Other Pinoy favorites include SINIGANG–a sour tamarind-based soup filled with vegetables and your choice of seafood or pork. This is perfect for feeling under the weather or during monsoon season. TINOLA is a ginger-based chicken soup with garlic and battle gourd– super yummy for a cold winter’s night outside of the Philippines! Try NILAGA or BULALO if you’re craving a beefier, heartier soup.
On social media, you’ll see chefs and families creating the most beautiful budol fight spreads. Banana leaves decked out in rice, grilled pork belly, squid, fish, shrimp, crabs, and the most luscious mangoes, pickled julienned vegetable–also known as ATSARA, barbeque skewers, and more. These meals are perfect to enjoy by the sea at El Nido, Palawan on your next summer adventure, or even right at the dinner table at your tita’s house in Houston, Texas. Wherever you may be, we guarantee there is a Filipino willing to cook and share our culture with you.

Boodle Fight
ISAW. At Filipino night markets, there is always an old woman vigorously waving a woven fan over tiny skewers of meat–intestines, pork, chicken, liver. This inuman food has a rich and sad history of poverty. In the Philippines, the poor eat every part of the meat because nothing can be afforded to waste.
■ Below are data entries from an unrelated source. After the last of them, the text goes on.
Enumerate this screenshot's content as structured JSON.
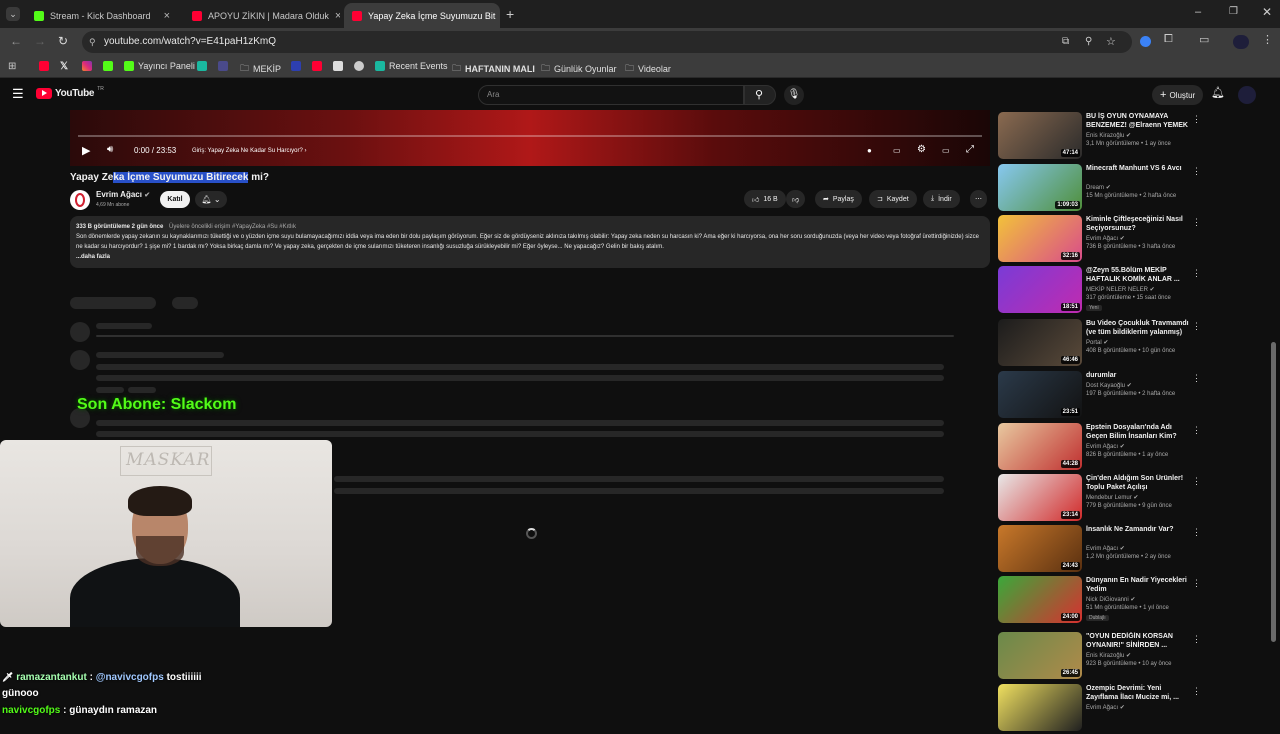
{
  "browser": {
    "tabs": [
      {
        "title": "Stream - Kick Dashboard",
        "color": "#53fc18"
      },
      {
        "title": "APOYU ZİKIN | Madara Olduk",
        "color": "#ff0033"
      },
      {
        "title": "Yapay Zeka İçme Suyumuzu Bit",
        "color": "#ff0033"
      }
    ],
    "new_tab": "+",
    "url": "youtube.com/watch?v=E41paH1zKmQ",
    "bookmarks": [
      "Yayıncı Paneli",
      "MEKİP",
      "Recent Events",
      "HAFTANIN MALI",
      "Günlük Oyunlar",
      "Videolar"
    ]
  },
  "youtube": {
    "logo": "YouTube",
    "logo_sup": "TR",
    "search_placeholder": "Ara",
    "create_label": "Oluştur"
  },
  "player": {
    "time": "0:00 / 23:53",
    "chapter": "Giriş: Yapay Zeka Ne Kadar Su Harcıyor?",
    "progress": 0.0
  },
  "video": {
    "title_plain_a": "Yapay Ze",
    "title_selected": "ka İçme Suyumuzu Bitirecek",
    "title_plain_b": " mi?",
    "channel": "Evrim Ağacı",
    "subscribers": "4,69 Mn abone",
    "join_label": "Katıl",
    "likes": "16 B",
    "share_label": "Paylaş",
    "save_label": "Kaydet",
    "download_label": "İndir",
    "views_date": "333 B görüntüleme  2 gün önce",
    "tags": "Üyelere öncelikli erişim  #YapayZeka #Su #Kıtlık",
    "description": "Son dönemlerde yapay zekanın su kaynaklarımızı tükettiği ve o yüzden içme suyu bulamayacağımızı iddia veya ima eden bir dolu paylaşım görüyorum. Eğer siz de gördüyseniz aklınıza takılmış olabilir: Yapay zeka neden su harcasın ki? Ama eğer ki harcıyorsa, ona her soru sorduğunuzda (veya her video veya fotoğraf ürettirdiğinizde) sizce ne kadar su harcıyordur? 1 şişe mi? 1 bardak mı? Yoksa birkaç damla mı? Ve yapay zeka, gerçekten de içme sularımızı tüketeren insanlığı susuzluğa sürükleyebilir mi? Eğer öyleyse... Ne yapacağız? Gelin bir bakış atalım.",
    "more_label": "...daha fazla"
  },
  "overlay": {
    "last_sub": "Son Abone: Slackom",
    "webcam_label": "MASKAR"
  },
  "chat": [
    {
      "user": "ramazantankut",
      "text": " : ",
      "mention": "@navivcgofps",
      "rest": " tostiiiiii",
      "user_color": "#a6ffb0"
    },
    {
      "user": "",
      "text": "günooo",
      "mention": "",
      "rest": "",
      "user_color": "#ffffff"
    },
    {
      "user": "navivcgofps",
      "text": " : günaydın ramazan",
      "mention": "",
      "rest": "",
      "user_color": "#53fc18"
    }
  ],
  "recommendations": [
    {
      "title": "BU İŞ OYUN OYNAMAYA BENZEMEZ! @Elraenn YEMEK ...",
      "channel": "Enis Kirazoğlu",
      "meta": "3,1 Mn görüntüleme  •  1 ay önce",
      "duration": "47:14",
      "c1": "#8a6a50",
      "c2": "#2b2b2b"
    },
    {
      "title": "Minecraft Manhunt VS 6 Avcı",
      "channel": "Dream",
      "meta": "15 Mn görüntüleme  •  2 hafta önce",
      "duration": "1:09:03",
      "c1": "#87c8f0",
      "c2": "#4f8f3a"
    },
    {
      "title": "Kiminle Çiftleşeceğinizi Nasıl Seçiyorsunuz?",
      "channel": "Evrim Ağacı",
      "meta": "736 B görüntüleme  •  3 hafta önce",
      "duration": "32:16",
      "c1": "#f2c23a",
      "c2": "#d94c8a"
    },
    {
      "title": "@Zeyn 55.Bölüm MEKİP HAFTALIK KOMİK ANLAR ...",
      "channel": "MEKİP NELER NELER",
      "meta": "317 görüntüleme  •  15 saat önce",
      "duration": "18:51",
      "c1": "#7a3bd6",
      "c2": "#c02bb0",
      "badge": "Yeni"
    },
    {
      "title": "Bu Video Çocukluk Travmamdı (ve tüm bildiklerim yalanmış)",
      "channel": "Portal",
      "meta": "408 B görüntüleme  •  10 gün önce",
      "duration": "46:46",
      "c1": "#1c1c1c",
      "c2": "#5a4a3a"
    },
    {
      "title": "durumlar",
      "channel": "Dost Kayaoğlu",
      "meta": "197 B görüntüleme  •  2 hafta önce",
      "duration": "23:51",
      "c1": "#2b3a4a",
      "c2": "#121212"
    },
    {
      "title": "Epstein Dosyaları'nda Adı Geçen Bilim İnsanları Kim?",
      "channel": "Evrim Ağacı",
      "meta": "826 B görüntüleme  •  1 ay önce",
      "duration": "44:28",
      "c1": "#e8c9a0",
      "c2": "#c03030"
    },
    {
      "title": "Çin'den Aldığım Son Ürünler! Toplu Paket Açılışı",
      "channel": "Mendebur Lemur",
      "meta": "779 B görüntüleme  •  9 gün önce",
      "duration": "23:14",
      "c1": "#e8e8e8",
      "c2": "#d12a2a"
    },
    {
      "title": "İnsanlık Ne Zamandır Var?",
      "channel": "Evrim Ağacı",
      "meta": "1,2 Mn görüntüleme  •  2 ay önce",
      "duration": "24:43",
      "c1": "#c8782a",
      "c2": "#5a3010"
    },
    {
      "title": "Dünyanın En Nadir Yiyecekleri Yedim",
      "channel": "Nick DiGiovanni",
      "meta": "51 Mn görüntüleme  •  1 yıl önce",
      "duration": "24:00",
      "c1": "#3aa83a",
      "c2": "#d83030",
      "badge": "Dublajlı"
    },
    {
      "title": "\"OYUN DEDİĞİN KORSAN OYNANIR!\" SİNİRDEN ...",
      "channel": "Enis Kirazoğlu",
      "meta": "923 B görüntüleme  •  10 ay önce",
      "duration": "26:45",
      "c1": "#6a8a4a",
      "c2": "#b08a4a"
    },
    {
      "title": "Ozempic Devrimi: Yeni Zayıflama İlacı Mucize mi, ...",
      "channel": "Evrim Ağacı",
      "meta": "",
      "duration": "",
      "c1": "#f0e060",
      "c2": "#202020"
    }
  ]
}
Today, at places like Dollar Hits in Los Angeles, California, this way of eating is celebrated by Filipinos looking for a wave of nostalgia and Filipinos brave enough to share these foods with their non-Filipino friends, hoping that they may understand or even appreciate at least the taste. Sometimes, these vulnerabilities are success stories, but in others, they are not. To be welcomed to the dinner table is an honor that should not be taken lightly.
Especially in the United States, the reclamation of food is an important assertion of dominance and existence for all immigrants and indigenous peoples. Whiteness seeks to erase identities that do not realign with the “status quo”. Historically, too, Americans colonized Filipinos first and foremost through the kitchens–hence, the development of “dirty” kitchens in most Philippine homes.
To deny the comfort of familiar taste is colonial. It disrespects history and identity and urges people to forget, which is a perfect step to cultural genocide.
Among others, one of the best ways to support immigrant communities is to uplift our cuisines. For most around the world, meals are a place where knowledge is passed down, trust is built, and love is shared. Food is never just food.
So, we hope the next time you pass by your local Filipino kitchen, you’ll stop by, say kamusta, and eat with us. And as you eat, be intentional about the steps it took to get here–the oceans we’ve crossed, and the vulnerability we are choosing to share when we say kain tayo? Let’s eat.